Friday, April 22, 2011

TGIF and a stranger

I'm so glad i made it through this week.  The week seemed to drag on with so much to do.  I think I only got an average of about 4 to 5 hours of sleep per night all week.  I'm exhausted!
Everything had been okay until I ran into him today at the grocery store.  It hit me like a ton of bricks.  My heart raced, my face turned red, and I didnt even know what to say/talk about.  I felt like he was a stranger. He looked different, perhaps happier?  And I hope that I look happier as well--I just dont feel it.  Down the isle later I ran into another friend that asked if I was okay, so I take it I didn't look all that great. 
After such a long and stressful week, a good movie and some cuddling would be really great, but that's not happening.  I really miss him when I see him--It really hurts.  And the sad part is, I'm pretty sure he's okay and he has so many friends to hang out with 24-7 that I'm pretty sure he has plenty of distractions.
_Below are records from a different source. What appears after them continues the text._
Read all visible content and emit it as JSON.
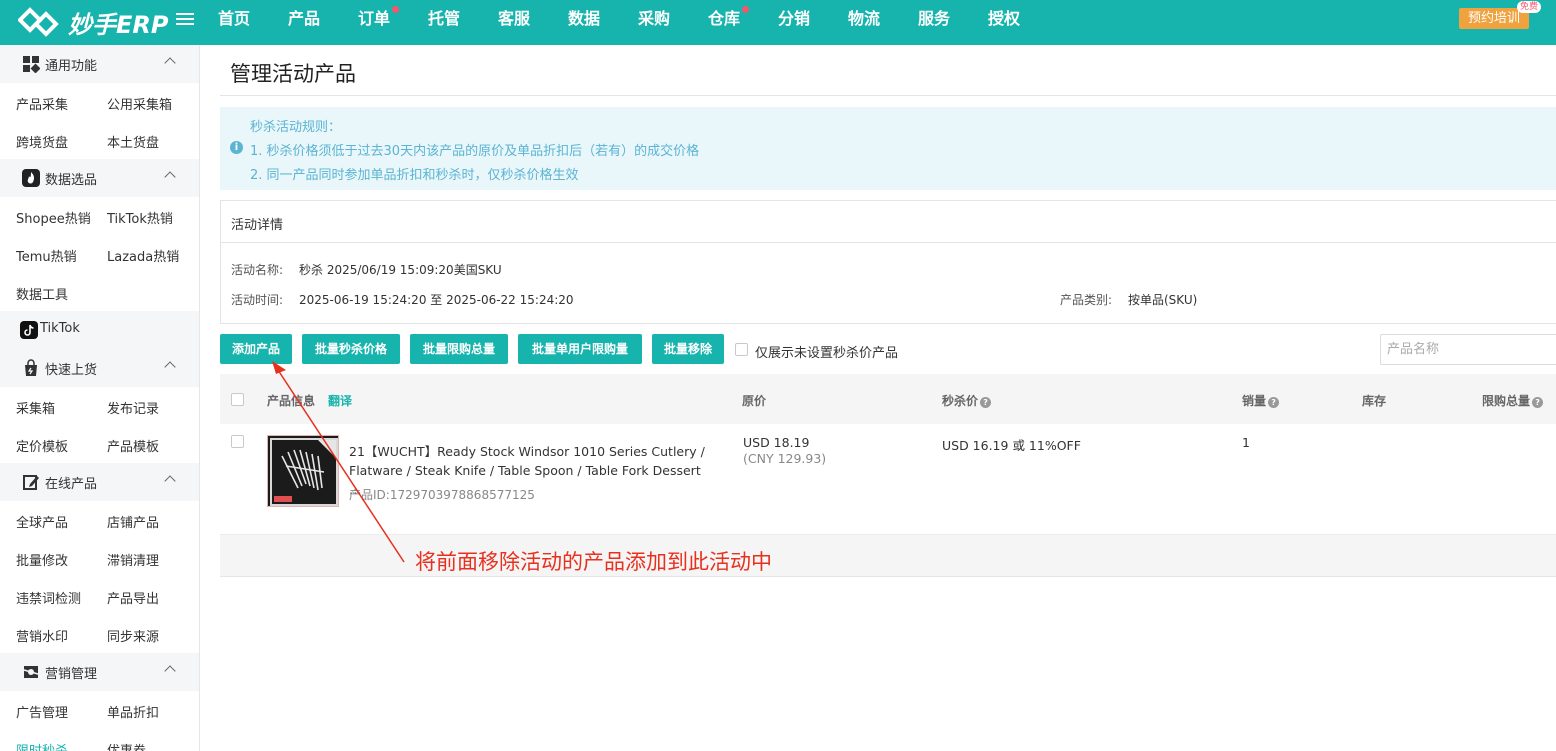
{
  "app": {
    "logo_text": "妙手ERP",
    "nav": [
      "首页",
      "产品",
      "订单",
      "托管",
      "客服",
      "数据",
      "采购",
      "仓库",
      "分销",
      "物流",
      "服务",
      "授权"
    ],
    "train_label": "预约培训",
    "free_badge": "免费"
  },
  "sidebar": {
    "sec_common": "通用功能",
    "collect": "产品采集",
    "public_box": "公用采集箱",
    "cross_border": "跨境货盘",
    "local_goods": "本土货盘",
    "sec_data": "数据选品",
    "shopee_hot": "Shopee热销",
    "tiktok_hot": "TikTok热销",
    "temu_hot": "Temu热销",
    "lazada_hot": "Lazada热销",
    "data_tools": "数据工具",
    "tiktok": "TikTok",
    "sec_fast": "快速上货",
    "collect_box": "采集箱",
    "publish_log": "发布记录",
    "price_tpl": "定价模板",
    "product_tpl": "产品模板",
    "sec_online": "在线产品",
    "global_prod": "全球产品",
    "shop_prod": "店铺产品",
    "batch_edit": "批量修改",
    "slow_clear": "滞销清理",
    "forbidden": "违禁词检测",
    "export": "产品导出",
    "watermark": "营销水印",
    "sync_source": "同步来源",
    "sec_marketing": "营销管理",
    "ads": "广告管理",
    "discount": "单品折扣",
    "flash": "限时秒杀",
    "coupon": "优惠券"
  },
  "page": {
    "title": "管理活动产品",
    "rules": {
      "heading": "秒杀活动规则：",
      "rule1": "1. 秒杀价格须低于过去30天内该产品的原价及单品折扣后（若有）的成交价格",
      "rule2": "2. 同一产品同时参加单品折扣和秒杀时，仅秒杀价格生效"
    },
    "detail": {
      "heading": "活动详情",
      "name_label": "活动名称:",
      "name_value": "秒杀 2025/06/19 15:09:20美国SKU",
      "time_label": "活动时间:",
      "time_value": "2025-06-19 15:24:20 至 2025-06-22 15:24:20",
      "type_label": "产品类别:",
      "type_value": "按单品(SKU)"
    },
    "actions": {
      "add": "添加产品",
      "batch_price": "批量秒杀价格",
      "batch_total": "批量限购总量",
      "batch_user": "批量单用户限购量",
      "batch_remove": "批量移除",
      "only_unset": "仅展示未设置秒杀价产品",
      "search_placeholder": "产品名称"
    },
    "table": {
      "headers": {
        "info": "产品信息",
        "translate": "翻译",
        "orig_price": "原价",
        "flash_price": "秒杀价",
        "sales": "销量",
        "stock": "库存",
        "limit_total": "限购总量"
      },
      "rows": [
        {
          "name": "21【WUCHT】Ready Stock Windsor 1010 Series Cutlery / Flatware / Steak Knife / Table Spoon / Table Fork Dessert …",
          "product_id": "产品ID:1729703978868577125",
          "orig_price": "USD 18.19",
          "orig_price_cny": "(CNY 129.93)",
          "flash_price": "USD 16.19 或 11%OFF",
          "sales": "1"
        }
      ]
    },
    "annotation": "将前面移除活动的产品添加到此活动中"
  }
}
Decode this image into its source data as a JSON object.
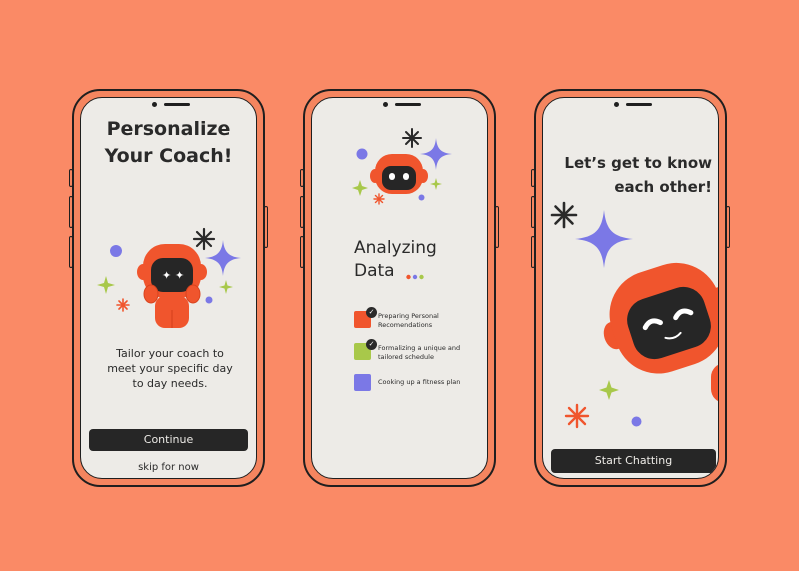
{
  "colors": {
    "background": "#FA8A66",
    "screen": "#EDEBE7",
    "accent_red": "#F0552D",
    "lime": "#A8C84A",
    "purple": "#7B78E6",
    "dark": "#262626"
  },
  "screen1": {
    "title_line1": "Personalize",
    "title_line2": "Your Coach!",
    "description": "Tailor your coach to meet your specific day to day needs.",
    "continue_label": "Continue",
    "skip_label": "skip for now"
  },
  "screen2": {
    "heading_line1": "Analyzing",
    "heading_line2": "Data",
    "tasks": [
      {
        "label": "Preparing Personal Recomendations",
        "color": "#F0552D",
        "checked": true
      },
      {
        "label": "Formalizing a unique and tailored schedule",
        "color": "#A8C84A",
        "checked": true
      },
      {
        "label": "Cooking up a fitness plan",
        "color": "#7B78E6",
        "checked": false
      }
    ]
  },
  "screen3": {
    "title_line1": "Let’s get to know",
    "title_line2": "each other!",
    "start_label": "Start Chatting"
  },
  "icons": [
    "asterisk-icon",
    "sparkle-icon",
    "robot-mascot-icon",
    "checkmark-icon",
    "loading-dots-icon"
  ]
}
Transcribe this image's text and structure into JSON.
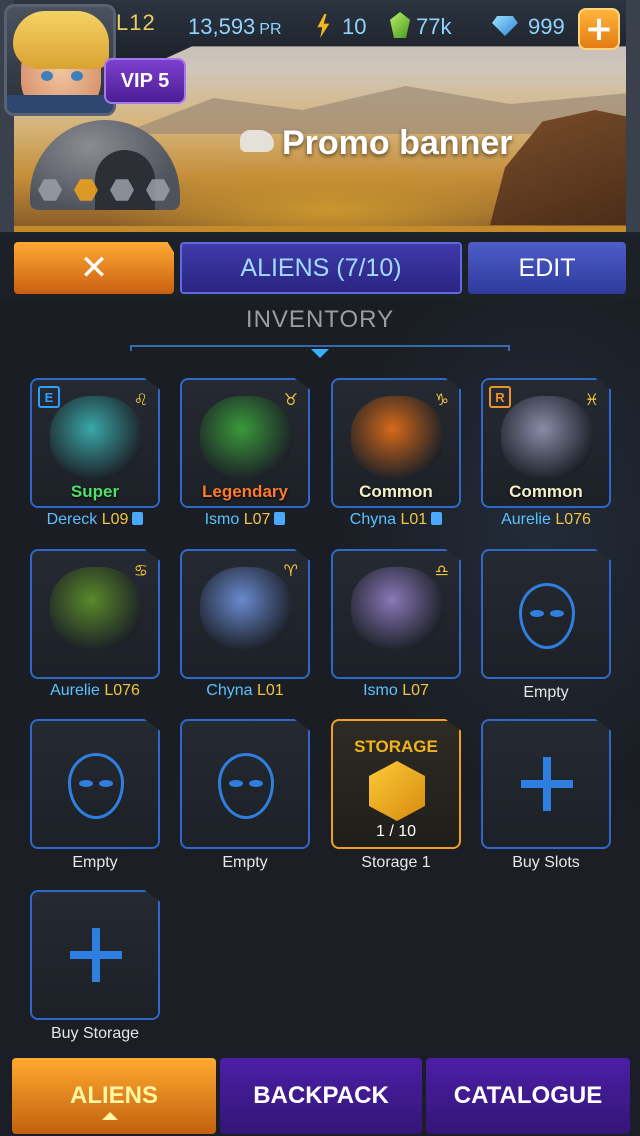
{
  "player": {
    "level": "L12",
    "vip": "VIP 5"
  },
  "resources": {
    "pr_value": "13,593",
    "pr_unit": "PR",
    "energy": "10",
    "crystals": "77k",
    "gems": "999"
  },
  "promo": {
    "title": "Promo banner",
    "pages": 4,
    "active_page": 2
  },
  "tabs": {
    "close": "✕",
    "title": "ALIENS (7/10)",
    "edit": "EDIT"
  },
  "inventory": {
    "heading": "INVENTORY",
    "slots": [
      {
        "kind": "alien",
        "rarity": "Super",
        "rarity_color": "#4de06a",
        "owner": "Dereck",
        "level": "L09",
        "locked": true,
        "badge": "E",
        "badge_color": "#2f9fff",
        "sign": "♌",
        "color": "#3aa8a8"
      },
      {
        "kind": "alien",
        "rarity": "Legendary",
        "rarity_color": "#ff7a2a",
        "owner": "Ismo",
        "level": "L07",
        "locked": true,
        "badge": "",
        "sign": "♉",
        "color": "#3a9a3a"
      },
      {
        "kind": "alien",
        "rarity": "Common",
        "rarity_color": "#f4f0c8",
        "owner": "Chyna",
        "level": "L01",
        "locked": true,
        "badge": "",
        "sign": "♑",
        "color": "#d66a1a"
      },
      {
        "kind": "alien",
        "rarity": "Common",
        "rarity_color": "#f4f0c8",
        "owner": "Aurelie",
        "level": "L076",
        "locked": false,
        "badge": "R",
        "badge_color": "#f0902a",
        "sign": "♓",
        "color": "#8a8ca8"
      },
      {
        "kind": "alien",
        "rarity": "",
        "owner": "Aurelie",
        "level": "L076",
        "locked": false,
        "badge": "",
        "sign": "♋",
        "color": "#5a8a2a"
      },
      {
        "kind": "alien",
        "rarity": "",
        "owner": "Chyna",
        "level": "L01",
        "locked": false,
        "badge": "",
        "sign": "♈",
        "color": "#6a8ad0"
      },
      {
        "kind": "alien",
        "rarity": "",
        "owner": "Ismo",
        "level": "L07",
        "locked": false,
        "badge": "",
        "sign": "♎",
        "color": "#8a78b8"
      },
      {
        "kind": "empty",
        "caption": "Empty"
      },
      {
        "kind": "empty",
        "caption": "Empty"
      },
      {
        "kind": "empty",
        "caption": "Empty"
      },
      {
        "kind": "storage",
        "label": "STORAGE",
        "count": "1 / 10",
        "caption": "Storage 1"
      },
      {
        "kind": "add",
        "caption": "Buy Slots"
      },
      {
        "kind": "add",
        "caption": "Buy Storage"
      }
    ]
  },
  "bottom_nav": {
    "aliens": "ALIENS",
    "backpack": "BACKPACK",
    "catalogue": "CATALOGUE"
  }
}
I was going to go home tonight to spend time with my family after that grocery store incident and the way it messed with my emotions, but in my panicked state seeing him, I told him I would stop by a party tonight and I want to show that I can do it and be okay.  Not that it really makes a difference in the end, but I want to prove it to myself as well even though I know it's going to be a painful experience.
On day's like this, I just really wish all my happiness would come back and everything would be okay.  On day's like this, I'm just ready to go to bed and start my day over again tomorrow.